The administrators said in the notice of administrator’s proposals that the directors have not yet submitted a statement of affairs for the group’s companies “given the limited time which has passed since the appointment of the joint administrators”.

However, the administrators did share in the document an estimate of the financial position of the group’s companies as at 9 January 2023, together with a list of creditors that includes “to the extent currently known” at the time of the document’s release, information including the amounts they are owed and details of any security held.

The administrators said the figures were compiled by management and have not been subject to independent review or statutory audit.

In terms of secured creditors, at the date of appointment HIF had £12.8m outstanding in respect of an invoice discounting facility provided to the group’s companies. The amount repaid to HIF as part of the sale was £10.3m.

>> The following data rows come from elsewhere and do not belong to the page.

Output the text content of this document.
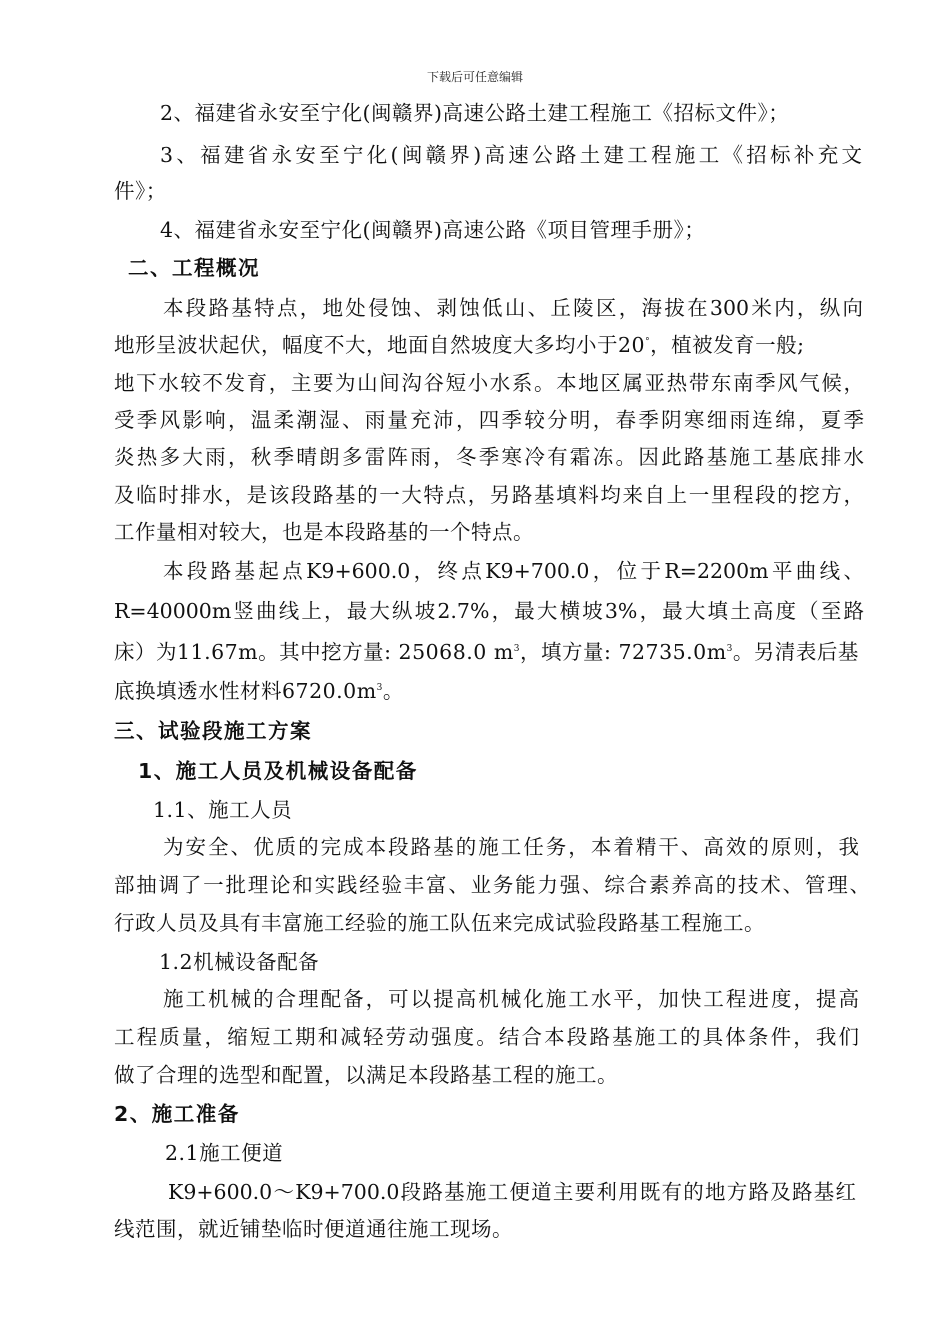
下载后可任意编辑
2、福建省永安至宁化(闽赣界)高速公路土建工程施工《招标文件》；
3、福建省永安至宁化(闽赣界)高速公路土建工程施工《招标补充文
件》；
4、福建省永安至宁化(闽赣界)高速公路《项目管理手册》；
二、工程概况
本段路基特点，地处侵蚀、剥蚀低山、丘陵区，海拔在300米内，纵向
地形呈波状起伏，幅度不大，地面自然坡度大多均小于20°，植被发育一般;
地下水较不发育，主要为山间沟谷短小水系。本地区属亚热带东南季风气候，
受季风影响，温柔潮湿、雨量充沛，四季较分明，春季阴寒细雨连绵，夏季
炎热多大雨，秋季晴朗多雷阵雨，冬季寒冷有霜冻。因此路基施工基底排水
及临时排水，是该段路基的一大特点，另路基填料均来自上一里程段的挖方，
工作量相对较大，也是本段路基的一个特点。
本段路基起点K9+600.0，终点K9+700.0，位于R=2200m平曲线、
R=40000m竖曲线上，最大纵坡2.7%，最大横坡3%，最大填土高度（至路
床）为11.67m。其中挖方量: 25068.0 $m^3$，填方量: $72735.0m^3$。另清表后基
底换填透水性材料$6720.0m^3$。
三、试验段施工方案
1、施工人员及机械设备配备
1.1、施工人员
为安全、优质的完成本段路基的施工任务，本着精干、高效的原则，我
部抽调了一批理论和实践经验丰富、业务能力强、综合素养高的技术、管理、
行政人员及具有丰富施工经验的施工队伍来完成试验段路基工程施工。
1.2机械设备配备
施工机械的合理配备，可以提高机械化施工水平，加快工程进度，提高
工程质量，缩短工期和减轻劳动强度。结合本段路基施工的具体条件，我们
做了合理的选型和配置，以满足本段路基工程的施工。
2、施工准备
2.1施工便道
K9+600.0～K9+700.0段路基施工便道主要利用既有的地方路及路基红
线范围，就近铺垫临时便道通往施工现场。
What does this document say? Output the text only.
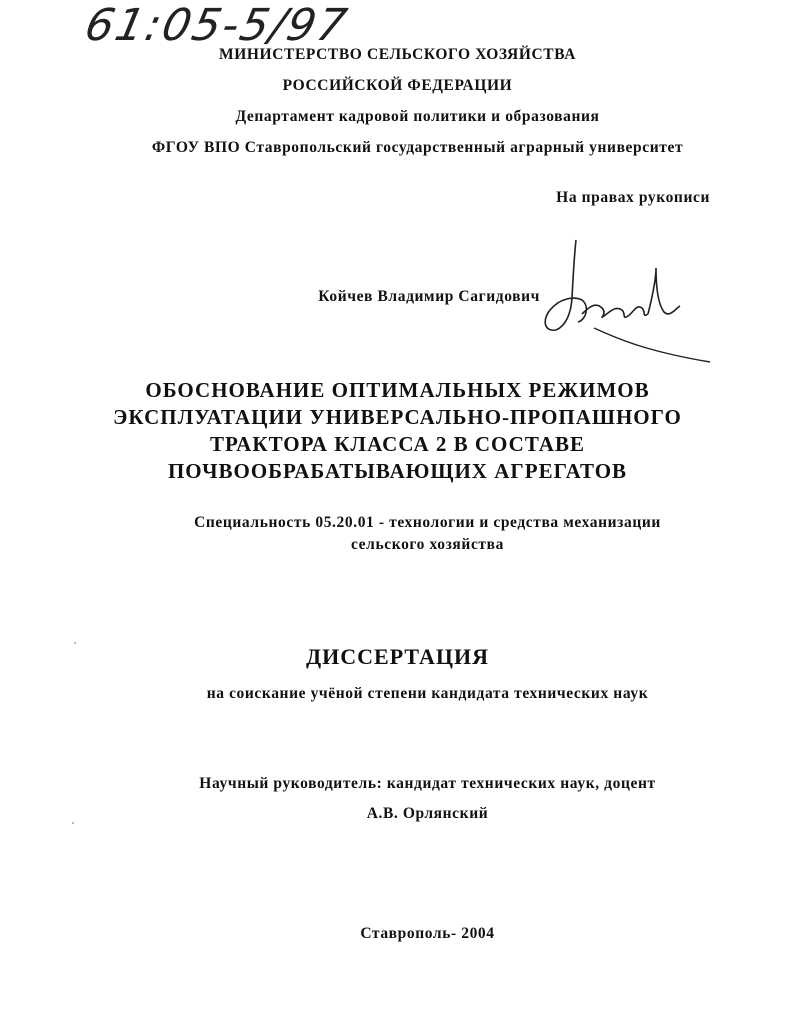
61:05-5/97
МИНИСТЕРСТВО СЕЛЬСКОГО ХОЗЯЙСТВА
РОССИЙСКОЙ ФЕДЕРАЦИИ
Департамент кадровой политики и образования
ФГОУ ВПО Ставропольский государственный аграрный университет
На правах рукописи
Койчев Владимир Сагидович
ОБОСНОВАНИЕ ОПТИМАЛЬНЫХ РЕЖИМОВ
ЭКСПЛУАТАЦИИ УНИВЕРСАЛЬНО-ПРОПАШНОГО
ТРАКТОРА КЛАССА 2 В СОСТАВЕ
ПОЧВООБРАБАТЫВАЮЩИХ АГРЕГАТОВ
Специальность 05.20.01 - технологии и средства механизации
сельского хозяйства
ДИССЕРТАЦИЯ
на соискание учёной степени кандидата технических наук
Научный руководитель: кандидат технических наук, доцент
А.В. Орлянский
Ставрополь- 2004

In addition, HSBC had the following amounts outstanding: £8m RLS [Recovery Loan Scheme] term loan, £1.3m overdraft, and other ancillary facilities including credit cards (quantum to be confirmed). The administrators said they did not expect that HSBC would be repaid in full.

As part of the sale to Banner, all employees and their associated liabilities transferred to the purchaser and the administrators added they anticipated preferential creditor claims as follows: “HSBC may have a subrogated wages claim in the administration of CBRL in respect of funding it advanced to meet the December 2023 payroll. This would attract ordinary preferential status. We estimate the total claim will be in the region of £0.5m.

“In addition, HMRC will have a secondary preferential creditor claim in respect of outstanding VAT and PAYE. This is c.£7.5m at October 22 (latest available information).

“It is anticipated that this will relate to CBRL, however HMRC has previously indicated it has outstanding liabilities in BLF, Irongate and RAM. We await receipt of HMRC's claim in the administrations and therefore it is unclear whether there are any preferential creditors in BLF, Irongate and RAM.”

At this stage, there is the potential for a dividend to be available to HSBC in respect of its primary preferential claim, the administrators said.

However, it is unlikely there will be sufficient realisations to enable a distribution to be made to HMRC.

Non-preferential creditor claims were continuing to be submitted as of the compilation of this document last month, and the administrators said they were anticipating all non-preferential creditors would relate to CBRL.

While the statement of affairs was yet to be provided, it was estimated that total non-preferential claims would amount to around £17m for trade creditors, around £3.9m for other creditors and accruals, and circa-£10.6m for shareholder loan notes via unsecured guarantee.

The administrators said they did not envisage there would be a distribution to unsecured creditors in any of the administrations relating to the group’s companies.

The document also revealed that the sale consideration was nearly £11.55m, and that the full consideration was paid upon the completion of the deal. This included trade debtors of just over £10.25m and stock of over £893,000, as well as other tangible assets of nearly £396,000.

The majority of the company’s assets were included in the sale agreement. Excluded assets included stock held in sites that would not continue to be occupied by the purchaser post transaction, and certain other debtor balances (excluding trade debtors).

Separately, accounts filed at Companies House for Banner Business Solutions Ltd, the division of EVO that acquired CBS’ business and assets, showed that Banner made a pre-tax loss of £638,000 for the year ended 31 December 2021 on sales of £5.5m, while a year earlier its pre-tax loss was £716,000 on sales of just under £6.5m.